Valve co-founder Gabe Newell has been highly critical of Microsoft in the past year, famously calling Windows 8 "this giant sadness," but he clearly still has a lot of respect for his former employer – or at least his former co-workers.
In an interview with students through Google Hangouts provided by Code.org, Newell said the amount he learned at Microsoft far exceeded what he learned pursuing an undegraduate degree at Harvard. Newell was responding to a question asking what educational experience best prepared him for his current job, and he quickly told the following story about getting his start at Microsoft:
The most valuable educational experience for me was sort of the nontraditional one.
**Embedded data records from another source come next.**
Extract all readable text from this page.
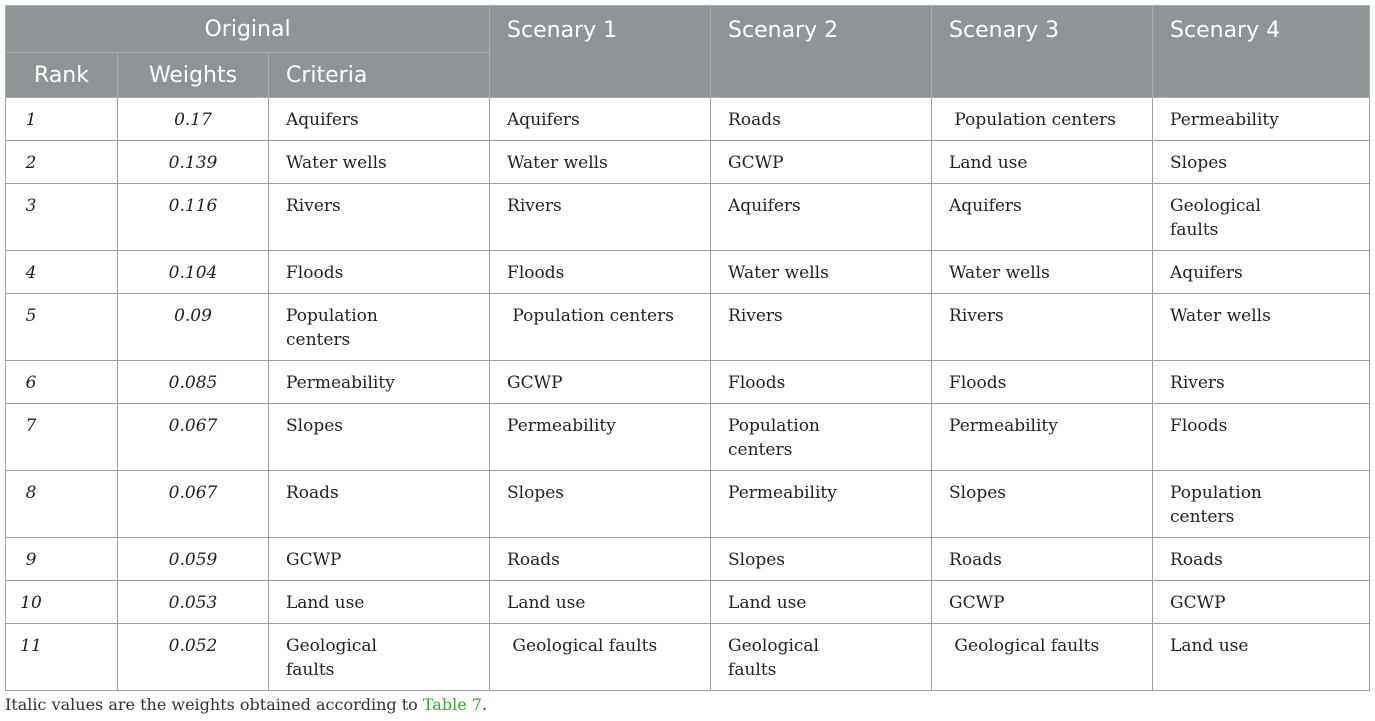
Original			Scenary 1	Scenary 2	Scenary 3	Scenary 4
Rank	Weights	Criteria				
1	0.17	Aquifers	Aquifers	Roads	Population centers	Permeability
2	0.139	Water wells	Water wells	GCWP	Land use	Slopes
3	0.116	Rivers	Rivers	Aquifers	Aquifers	Geological faults
4	0.104	Floods	Floods	Water wells	Water wells	Aquifers
5	0.09	Population centers	Population centers	Rivers	Rivers	Water wells
6	0.085	Permeability	GCWP	Floods	Floods	Rivers
7	0.067	Slopes	Permeability	Population centers	Permeability	Floods
8	0.067	Roads	Slopes	Permeability	Slopes	Population centers
9	0.059	GCWP	Roads	Slopes	Roads	Roads
10	0.053	Land use	Land use	Land use	GCWP	GCWP
11	0.052	Geological faults	Geological faults	Geological faults	Geological faults	Land use
Italic values are the weights obtained according to Table 7.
I was going to university and went out to visit my brother – he just started at this new software company, which was the third-largest software company on the east side of Lake Washington, and I was going out to visit him, and all of a sudden he was working all the time. So rather than hanging out with me and seeing the Space Needle, I was just hanging out with him at work.
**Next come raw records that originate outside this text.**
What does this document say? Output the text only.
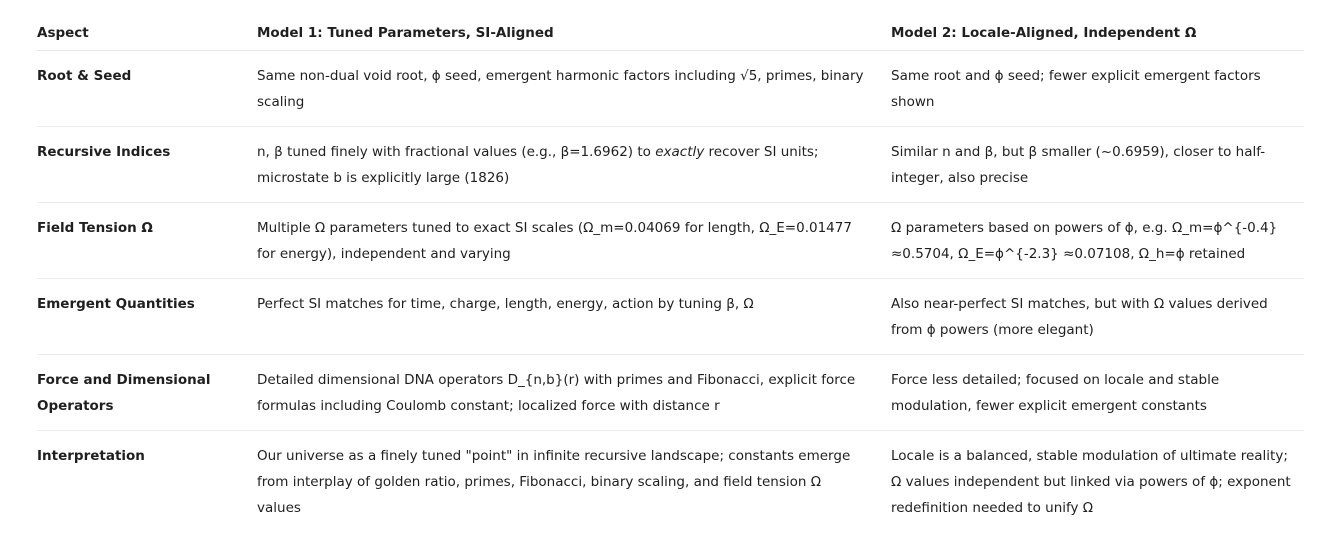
Aspect	Model 1: Tuned Parameters, SI-Aligned	Model 2: Locale-Aligned, Independent Ω
Root & Seed	Same non-dual void root, ϕ seed, emergent harmonic factors including √5, primes, binary scaling	Same root and ϕ seed; fewer explicit emergent factors shown
Recursive Indices	n, β tuned finely with fractional values (e.g., β=1.6962) to exactly recover SI units; microstate b is explicitly large (1826)	Similar n and β, but β smaller (~0.6959), closer to half-integer, also precise
Field Tension Ω	Multiple Ω parameters tuned to exact SI scales (Ω_m=0.04069 for length, Ω_E=0.01477 for energy), independent and varying	Ω parameters based on powers of ϕ, e.g. Ω_m=ϕ^{-0.4} ≈0.5704, Ω_E=ϕ^{-2.3} ≈0.07108, Ω_h=ϕ retained
Emergent Quantities	Perfect SI matches for time, charge, length, energy, action by tuning β, Ω	Also near-perfect SI matches, but with Ω values derived from ϕ powers (more elegant)
Force and Dimensional Operators	Detailed dimensional DNA operators D_{n,b}(r) with primes and Fibonacci, explicit force formulas including Coulomb constant; localized force with distance r	Force less detailed; focused on locale and stable modulation, fewer explicit emergent constants
Interpretation	Our universe as a finely tuned "point" in infinite recursive landscape; constants emerge from interplay of golden ratio, primes, Fibonacci, binary scaling, and field tension Ω values	Locale is a balanced, stable modulation of ultimate reality; Ω values independent but linked via powers of ϕ; exponent redefinition needed to unify Ω
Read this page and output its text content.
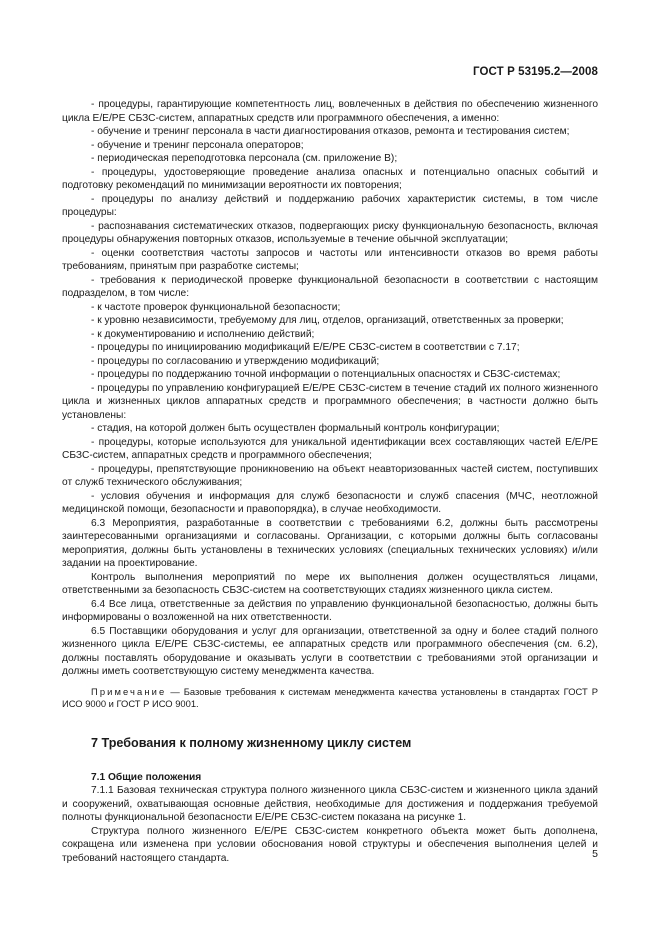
ГОСТ Р 53195.2—2008

- процедуры, гарантирующие компетентность лиц, вовлеченных в действия по обеспечению жизненного цикла Е/Е/РЕ СБЗС-систем, аппаратных средств или программного обеспечения, а именно:

- обучение и тренинг персонала в части диагностирования отказов, ремонта и тестирования систем;

- обучение и тренинг персонала операторов;

- периодическая переподготовка персонала (см. приложение В);

- процедуры, удостоверяющие проведение анализа опасных и потенциально опасных событий и подготовку рекомендаций по минимизации вероятности их повторения;

- процедуры по анализу действий и поддержанию рабочих характеристик системы, в том числе процедуры:

- распознавания систематических отказов, подвергающих риску функциональную безопасность, включая процедуры обнаружения повторных отказов, используемые в течение обычной эксплуатации;

- оценки соответствия частоты запросов и частоты или интенсивности отказов во время работы требованиям, принятым при разработке системы;

- требования к периодической проверке функциональной безопасности в соответствии с настоящим подразделом, в том числе:

- к частоте проверок функциональной безопасности;

- к уровню независимости, требуемому для лиц, отделов, организаций, ответственных за проверки;

- к документированию и исполнению действий;

- процедуры по инициированию модификаций Е/Е/РЕ СБЗС-систем в соответствии с 7.17;

- процедуры по согласованию и утверждению модификаций;

- процедуры по поддержанию точной информации о потенциальных опасностях и СБЗС-системах;

- процедуры по управлению конфигурацией Е/Е/РЕ СБЗС-систем в течение стадий их полного жизненного цикла и жизненных циклов аппаратных средств и программного обеспечения; в частности должно быть установлены:

- стадия, на которой должен быть осуществлен формальный контроль конфигурации;

- процедуры, которые используются для уникальной идентификации всех составляющих частей Е/Е/РЕ СБЗС-систем, аппаратных средств и программного обеспечения;

- процедуры, препятствующие проникновению на объект неавторизованных частей систем, поступивших от служб технического обслуживания;

- условия обучения и информация для служб безопасности и служб спасения (МЧС, неотложной медицинской помощи, безопасности и правопорядка), в случае необходимости.

6.3 Мероприятия, разработанные в соответствии с требованиями 6.2, должны быть рассмотрены заинтересованными организациями и согласованы. Организации, с которыми должны быть согласованы мероприятия, должны быть установлены в технических условиях (специальных технических условиях) и/или задании на проектирование.

Контроль выполнения мероприятий по мере их выполнения должен осуществляться лицами, ответственными за безопасность СБЗС-систем на соответствующих стадиях жизненного цикла систем.

6.4 Все лица, ответственные за действия по управлению функциональной безопасностью, должны быть информированы о возложенной на них ответственности.

6.5 Поставщики оборудования и услуг для организации, ответственной за одну и более стадий полного жизненного цикла Е/Е/РЕ СБЗС-системы, ее аппаратных средств или программного обеспечения (см. 6.2), должны поставлять оборудование и оказывать услуги в соответствии с требованиями этой организации и должны иметь соответствующую систему менеджмента качества.

Примечание — Базовые требования к системам менеджмента качества установлены в стандартах ГОСТ Р ИСО 9000 и ГОСТ Р ИСО 9001.

7 Требования к полному жизненному циклу систем
7.1 Общие положения

7.1.1 Базовая техническая структура полного жизненного цикла СБЗС-систем и жизненного цикла зданий и сооружений, охватывающая основные действия, необходимые для достижения и поддержания требуемой полноты функциональной безопасности Е/Е/РЕ СБЗС-систем показана на рисунке 1.

Структура полного жизненного Е/Е/РЕ СБЗС-систем конкретного объекта может быть дополнена, сокращена или изменена при условии обоснования новой структуры и обеспечения выполнения целей и требований настоящего стандарта.	5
Steve Ballmer, who's currently the president, got mad that I was distracting him and said, 'Well, if you're going to be spending all your time hanging out here, you need to do something useful.'
Those first three months when I was working with people like Tom Corbett and Neil Konzen and Steve Wood, was probably the most intense and valuable educational experience I've ever had. They sort of showed me how to be a professional software developer, you know, [so] it was an incredibly vast and really significant set of lessons that I learned.
Newell went on to say that replicating his experience would be hard, but he added that actually doing tasks associated with a desired job is the best way of preparing for a career. The most important aspect, he said, was working under people who are already "really, really good at it."
At the end of his response, Newell said he didn't want to make Harvard seem bad but noted he "learned more in three months with those guys at Microsoft than I did the entire time I was at Harvard." He added, "In Harvard, I learned how to drink beer while doing a handstand in the snow. Which, ya know, is a useful skill – but not nearly as useful as how to actually develop software."
Newell went on to drop out of Harvard and work on Windows at Microsoft for 13 years before co-founding Valve, best known as the developer behind the Half-Life franchise and Steam digital distribution service. Valve will soon take on Microsoft's Xbox One console with its own Steam Machine line of consoles. Instead of using Windows, the OS he once helped develop, the consoles will use Valve's Linux variant, SteamOS.